Zaman ve mekân koşullarının değişmesiyle ortaya çıkan
uyum zorluğu, varlıklar için yeni uygulama alanı demektir.
Bu yeni uyum zorunlu varlıklara gelişim olanakları / fırsatları
sunması bakımından çok değerli ve önemlidir (278). Bu cümleden
olmak üzere, gelecekte dünya beşeriyetinin değişecek olan
çehresi ve yeni düzenlemelerle kurulacak uyum; ancak,
tamamlanmış olan bir dünya devresinin kapanışından sonra
olacaktır. Bunun için de dünyanın geçireceği (esâsen de
geçirmekte olduğu) son hazırlıklar kapsamında değişimler
olup durmaktadır (278) (2).
Evren Varlıkları
ve Değişim
Ruhun tekâmülü,
varlığın gelişim ihtiyaçları için; en “ağır / kaba”

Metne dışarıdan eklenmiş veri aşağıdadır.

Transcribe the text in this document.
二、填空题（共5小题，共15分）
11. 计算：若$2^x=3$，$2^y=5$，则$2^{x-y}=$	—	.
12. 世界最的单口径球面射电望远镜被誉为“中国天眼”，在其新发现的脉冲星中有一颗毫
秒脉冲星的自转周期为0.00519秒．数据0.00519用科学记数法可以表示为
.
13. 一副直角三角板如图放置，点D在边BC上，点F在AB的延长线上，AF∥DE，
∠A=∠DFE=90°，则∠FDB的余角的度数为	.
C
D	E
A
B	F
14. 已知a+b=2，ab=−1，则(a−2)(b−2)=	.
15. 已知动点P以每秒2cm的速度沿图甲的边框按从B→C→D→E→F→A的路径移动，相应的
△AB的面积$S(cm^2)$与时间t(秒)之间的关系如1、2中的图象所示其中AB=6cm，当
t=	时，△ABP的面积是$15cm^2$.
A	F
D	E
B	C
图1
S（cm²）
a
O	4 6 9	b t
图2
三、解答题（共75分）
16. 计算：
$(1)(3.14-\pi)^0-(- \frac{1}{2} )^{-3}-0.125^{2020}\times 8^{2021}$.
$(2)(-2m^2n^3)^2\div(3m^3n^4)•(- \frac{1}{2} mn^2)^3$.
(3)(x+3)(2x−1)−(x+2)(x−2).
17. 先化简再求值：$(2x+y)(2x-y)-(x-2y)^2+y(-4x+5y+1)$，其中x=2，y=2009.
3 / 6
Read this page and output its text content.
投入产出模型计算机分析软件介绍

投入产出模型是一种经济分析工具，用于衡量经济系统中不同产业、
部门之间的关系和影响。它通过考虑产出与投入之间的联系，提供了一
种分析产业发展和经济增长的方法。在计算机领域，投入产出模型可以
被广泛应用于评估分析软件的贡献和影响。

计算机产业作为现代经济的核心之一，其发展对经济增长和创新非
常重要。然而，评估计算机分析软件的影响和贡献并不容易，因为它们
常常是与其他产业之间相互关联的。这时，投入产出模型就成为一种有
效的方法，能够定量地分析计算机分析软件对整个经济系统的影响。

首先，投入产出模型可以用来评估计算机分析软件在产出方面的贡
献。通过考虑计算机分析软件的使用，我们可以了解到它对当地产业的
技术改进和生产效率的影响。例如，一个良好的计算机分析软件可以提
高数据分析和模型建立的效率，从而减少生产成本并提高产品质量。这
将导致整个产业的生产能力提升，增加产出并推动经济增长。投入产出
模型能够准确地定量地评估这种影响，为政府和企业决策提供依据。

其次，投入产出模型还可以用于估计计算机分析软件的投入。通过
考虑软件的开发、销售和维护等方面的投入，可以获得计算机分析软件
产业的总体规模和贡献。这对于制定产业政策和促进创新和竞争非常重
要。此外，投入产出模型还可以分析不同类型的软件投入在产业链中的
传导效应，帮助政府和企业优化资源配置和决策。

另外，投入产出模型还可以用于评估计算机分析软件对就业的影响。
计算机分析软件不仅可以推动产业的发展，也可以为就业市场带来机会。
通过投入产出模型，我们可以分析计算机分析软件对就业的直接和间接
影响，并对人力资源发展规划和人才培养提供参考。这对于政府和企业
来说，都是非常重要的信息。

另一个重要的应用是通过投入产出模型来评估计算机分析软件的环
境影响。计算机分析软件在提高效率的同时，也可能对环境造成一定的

madde durumundan, en “hafif” (titreşimi yüksek) madde
durumuna kara, sayısız değişim ve dönüşüm söz
konusudur. Bu maddesel değişimler, evrenin genel yönetimi ile
ilgili / vazifeli varlıkların kudretleri ve yönlendirilmeleriyle
belirli alanlardaki değişik gelişim düzeylerindeki varlıkların
etkinliği ve işçiliğiyle sürüp gider. Evrenin teknik içeriğinin
elemanları olan sürekli değişim vazifeli birçok varlığın
eseridir. Fakat bu vazifeleri yönlendiren daha gelişmiş varlıklar
gitgide yükselerek Ünite’deki (3) genel sorumluluk ve kudretlere katılırlar. Bu
değişimleri hazırlayan varlıkların çalışma şekilleri şöyledir
(74):
Varlıkların Evrensel İşlevleri
Yüksek ilkelerin gereği olarak ortaya çıkması yakın
bir değişimin, olması gereken direktifi bir vazife grubuna
gelir. Zaten evrenin gelişen her bir varlığı için onların
gelişim ihtiyaçlarını ve işlevlerini kontrol edip saptayan
başka vazifeli gruplar, bu varlıkların liyakatlerini, ihtiyaç
derecelerini ve onlar hakkında yapılması gerekeni bilir. Yani
Yüksek İlkeler doğrultusunda yönlendirme yapan yüksek/ gelişmiş
varlıklardan başka, varlıkların etkinliklerini ve işlevleri
hakkında tamamlayıcı bilgiler veren başka vazifeli gruplarda
vardır. Örneğin, dünyada enkarne bir varlığın gelişimi için
bir değişime ve malzemeye ihtiyacı vardır; buna layık olmuştur
ya da bu onun yaşam sınavlarının, teşevvüşünün (ve kısaca,
işlevsel özelliklerinin) bir gereğidir. İşte bu gereği ölçüp
biçen, derecelendiren, zamanını ve içeriğini belirleyen
vazifeli grup bir başka
gruptur. Bu vazifeli grubun yardımı, söz konusu bedenli için
oluşacak olayların; niteliklerini, sayıca değerini, zamanını
hazırlayıp vermesidir (74+75).
Örneğin, bir
kimse (belli bir deneyim ve gelişim ihtiyacını karşılamak için)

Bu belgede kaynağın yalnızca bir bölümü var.